Researchers at McMaster University discovered a “megacluster” of genes in Streptomyces bacteria that produces four antibiotics working together to stop rival bacteria, according to a study published in Nature. The study describes an unusual stretch of DNA encoding four distinct families of natural product antibiotics, including one compound new to science and another not previously recognized as an antibiotic.
Together, the four molecules target a single vulnerability: biotin. Also called vitamin B7, biotin is an essential nutrient required by most bacteria for survival, growth, and cell division. The newly characterized antibiotics disrupt biotin production, uptake, and use, providing a model for how antibiotics can work together to fight drug-resistant infections.

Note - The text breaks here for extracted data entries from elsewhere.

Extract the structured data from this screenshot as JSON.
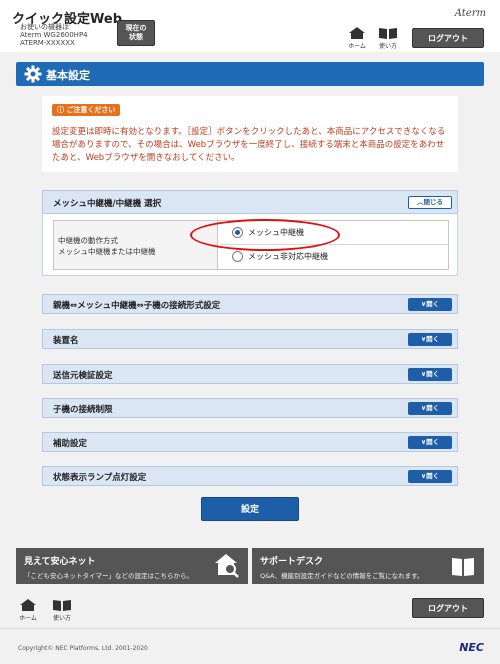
{
  "header": {
    "app_title": "クイック設定Web",
    "model_info_line1": "お使いの機器は",
    "model_info_line2": "Aterm WG2600HP4",
    "model_info_line3": "ATERM-XXXXXX",
    "status_line1": "現在の",
    "status_line2": "状態",
    "brand": "Aterm",
    "home_label": "ホーム",
    "howto_label": "使い方",
    "logout_label": "ログアウト"
  },
  "section": {
    "title": "基本設定"
  },
  "notice": {
    "badge": "ご注意ください",
    "text": "設定変更は即時に有効となります。［設定］ボタンをクリックしたあと、本商品にアクセスできなくなる場合がありますので、その場合は、Webブラウザを一度終了し、接続する端末と本商品の設定をあわせたあと、Webブラウザを開きなおしてください。"
  },
  "mesh_panel": {
    "title": "メッシュ中継機/中継機 選択",
    "toggle_label": "閉じる",
    "row_label_line1": "中継機の動作方式",
    "row_label_line2": "メッシュ中継機または中継機",
    "option1": "メッシュ中継機",
    "option2": "メッシュ非対応中継機",
    "selected": "メッシュ中継機"
  },
  "panels": [
    {
      "title": "親機⇔メッシュ中継機⇔子機の接続形式設定",
      "toggle_label": "開く"
    },
    {
      "title": "装置名",
      "toggle_label": "開く"
    },
    {
      "title": "送信元検証設定",
      "toggle_label": "開く"
    },
    {
      "title": "子機の接続制限",
      "toggle_label": "開く"
    },
    {
      "title": "補助設定",
      "toggle_label": "開く"
    },
    {
      "title": "状態表示ランプ点灯設定",
      "toggle_label": "開く"
    }
  ],
  "submit_label": "設定",
  "banners": {
    "left_title": "見えて安心ネット",
    "left_sub": "「こども安心ネットタイマー」などの設定はこちらから。",
    "right_title": "サポートデスク",
    "right_sub": "Q&A、機能別設定ガイドなどの情報をご覧になれます。"
  },
  "footer": {
    "home_label": "ホーム",
    "howto_label": "使い方",
    "logout_label": "ログアウト",
    "copyright": "Copyright© NEC Platforms, Ltd. 2001-2020",
    "logo": "NEC"
  },
  "colors": {
    "accent": "#1e5ea8",
    "notice_text": "#c03a1a",
    "highlight_circle": "#e01010"
  }
}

“It’s an all-out, strategic, and coordinated attack on rival bacteria,” said Eric Brown, a professor of biochemistry and biomedical sciences at McMaster and principal investigator, in a news release. Brown likened the approach to a siege where different molecules take out power, communications, water, and roadways.
The researchers found that the co-location of these four antibiotic-making gene clusters is rare. The clusters are also flanked by two streptavidin genes, which allow the bacteria to manufacture proteins that bind biotin.
“The proteins are made to bind up available biotin, while their neighboring antibiotics prevent competing cells from getting to it first,” said Brown.
The study found that this anti-biotin antibiotic megacluster is widespread across different species of Streptomyces, suggesting the strategy has been conserved over millions of years.
“Our analysis showed that this megacluster is even more widespread across Streptomyces genomes than the genes responsible for making streptomycin,” said Rodion Gordzevich, a postdoctoral fellow in Brown’s lab, in a news release.
The team tested the compounds in animal models of infection and found that two were effective against multidrug-resistant E coli. Brown noted that a coordinated strategy could make it harder for resistance to develop because bacteria would likely have to evolve several distinct resistance mechanisms.
The researchers suggested that nutrient-targeting molecules represent a large reservoir of potential antibiotics that have been overlooked. Traditional laboratory methods for determining antibiotic susceptibility often use media rich in vitamins and nutrients, which can mask the activity of molecules that target nutrient acquisition.
“What this work tells us is that there is an entire world of nutrient-targeting molecules just waiting to be discovered,” said Brown in a news release.